5. If they don’t like something you say, then governments, or patriotic individuals, or attackers-for-hire will shut you down with denial of service attacks. So really you have to have your own plan in place and be ready to execute it. Your plan might just be to shut down, but at least you should be thinking about it in advance. And I’m telling you that governments are not going to be able to step in and protect you from that—it requires action at the level of your hosting facility.

My bottom line is that you yourself have to take care of your security to the degree you can.

First, (#1 above) you need to encrypt your communications with your business partners and friends. There are lots of ways you can do this and all of them require some amount of work, and that small amount of work has always been a barrier. You gotta get over that barrier and do it!

Second (#2) if your communications are encrypted and are copied for later analysis, someone who wants to snoop on you probably won’t like it, but you still are safer because it may take a considerable time to break that encryption. And although 99.9% of what you say won’t be of interest anyway, unless you’re plotting some evil deed, it’s possible for people to misinterpret what you’re saying and go after you. And on top of that, some of your personal conversations might just be embarrassing.

On #3, it’s just a really bad idea for governments to make policy about what can be carried on the Internet because the repressive governments will speak loudest, and any uniform international rules that would be formed would aim to protect the interests of the most repressive governments, not the rights of individuals. They’ll make it illegal to “advocate overthrow of the government” or “to offend national social norms” and since these differ so radically from one place to another, we will all be bound by rules that severely restrict our ability to speak openly about practically anything.

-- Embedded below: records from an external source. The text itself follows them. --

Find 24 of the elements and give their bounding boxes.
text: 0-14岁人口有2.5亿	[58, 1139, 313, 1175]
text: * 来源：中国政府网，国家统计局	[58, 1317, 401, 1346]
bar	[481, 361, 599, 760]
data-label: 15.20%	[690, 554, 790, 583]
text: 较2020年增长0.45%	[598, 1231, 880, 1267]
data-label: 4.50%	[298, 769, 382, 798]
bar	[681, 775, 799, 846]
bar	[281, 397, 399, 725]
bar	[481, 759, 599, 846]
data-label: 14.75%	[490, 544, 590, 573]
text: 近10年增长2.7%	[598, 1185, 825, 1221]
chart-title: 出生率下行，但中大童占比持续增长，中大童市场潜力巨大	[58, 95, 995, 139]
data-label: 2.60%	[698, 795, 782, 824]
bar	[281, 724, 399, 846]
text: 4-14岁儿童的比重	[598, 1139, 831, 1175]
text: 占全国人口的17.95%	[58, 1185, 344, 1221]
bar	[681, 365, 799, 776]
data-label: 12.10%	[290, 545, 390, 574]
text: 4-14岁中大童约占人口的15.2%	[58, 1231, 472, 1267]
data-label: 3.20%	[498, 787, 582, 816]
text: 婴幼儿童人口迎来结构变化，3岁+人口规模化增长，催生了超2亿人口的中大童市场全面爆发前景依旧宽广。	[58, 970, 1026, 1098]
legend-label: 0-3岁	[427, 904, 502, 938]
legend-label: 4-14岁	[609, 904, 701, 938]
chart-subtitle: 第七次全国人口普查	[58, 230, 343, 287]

On #4, cutting access to the Internet in the event of a government-declared emergency immediately impedes the ability of civil society and NGOs to work across borders to stop any hostilities that might arise. It would plunge the net into darkness, where none of us could function. We see evidence of this in the ways China’s Golden Shield (the Chinese firewall) is used to suppress any mention of topics the government does not wish to see discussed. There is no broad freedom of speech in countries that do this kind of filtering and blocking, and if this were institutionalized worldwide so that we could not offend the Chinese government (they say offend the Chinese people, but we know it’s the government objecting, not the people—Chinese citizens are certainly as able as humans anywhere to accept diversity of opinions). Forming regulations that would apply worldwide would severely restrict freedom of speech in the most “free” countries in order to reduce it to the level acceptable to all repressive states.

And finally, #5 denial-of-service attacks are becoming the norm when someone doesn’t like what you’re saying. These are the “private” equivalent of setting up a firewall to stop your opinion from entering a country (like China) by shutting down your “printing press” as it were.

Why the parrot photo? Well, I’ve long had a policy of “if you can’t say something new and unique, don’t say anything at all” so I have not, so far,   parroted any comments on Wikileaks or Julian Assange, though there are many hints about the future of free speech, journalism, and government involvement in all of this, in what you can read almost anywhere online!